With the global incidence of overweight and obesity projected to increase and challenges in implementing successful weight loss strategies, a greater understanding of the molecular mechanisms by which obesity increases risk of disease, including endometrial cancer, is vital [122,123,124,125,126]. Type 2 diabetes and obesity are highly comorbid, with 75% of adults in the UK who have received a diabetes diagnosis being prescribed some form of anti-diabetic medication [127]. Our findings suggest that use of such medications may confer a favourable secondary effect of reducing endometrial cancer risk among these high-risk groups. Among various approved anti-diabetic medications, metformin in particular could plausibly offer the most pronounced endometrial cancer risk-reducing effect as it has been shown to not only increase insulin sensitivity, thus reversing insulin resistance and lowering fasting insulin levels, but also inhibit endometrial proliferation [9, 128]. In addition, unlike some other oral hypoglycaemic medications, metformin users show a tendency toward sustained weight loss [129]. Bioavailable testosterone and SHBG also present potential pharmacological targets, though the multifaceted function of these hormones means that targeting these traits may result in adverse effects [130,131,132,133,134,135]. Phase II clinical trials examining the efficacy of a combination of contraceptive intrauterine devices, metformin and weight loss interventions as a non-invasive treatment option for individuals with obesity with early-stage endometrial cancer have had encouraging results [136]. Additionally, weight loss has been shown to improve oncological outcomes in women with endometrial cancer undergoing progestin treatment [137].

Future studies should aim to “triangulate” these findings using alternate epidemiological study designs with orthogonal (i.e. non-overlapping) sources of bias, for instance using directly measured insulin, SHBG and bioavailable testosterone in a large-scale cohort study, such as UK Biobank [138]. Another possible future direction for this work is to explore the effects of excess adiposity at different life stages, for instance, comparing pre- and post-menopausal BMI, in order to evaluate any potentially independent effects of excess adiposity on endometrial cancer risk across the life-course.

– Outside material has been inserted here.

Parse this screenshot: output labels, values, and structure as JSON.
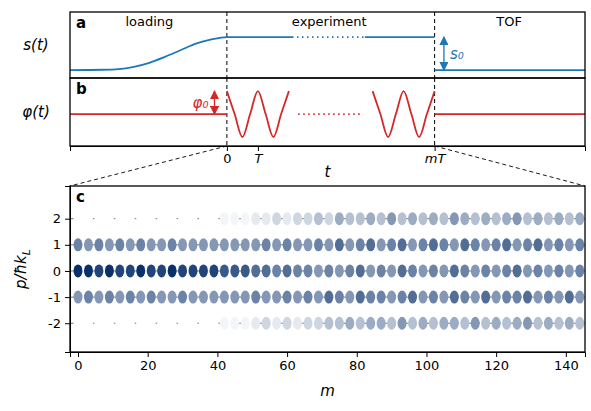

Our systematic evaluation of 14 previously reported candidate mediators of the effect of BMI on endometrial cancer risk identifies fasting insulin, bioavailable testosterone and SHBG as plausible mediators of this relationship. While we were unable to entirely disentangle the independent effects of these three traits, identification of a potential mediating role of these traits (and, in particular, fasting insulin) in endometrial carcinogenesis is nonetheless informative for the development of pharmacological interventions targeting these traits for cancer prevention. In this respect, future assessment of the effect of drugs which target molecular mediators identified in this analysis using a “drug-target Mendelian randomization” approach could inform on the potential efficacy of the repurposing of medications for endometrial cancer prevention.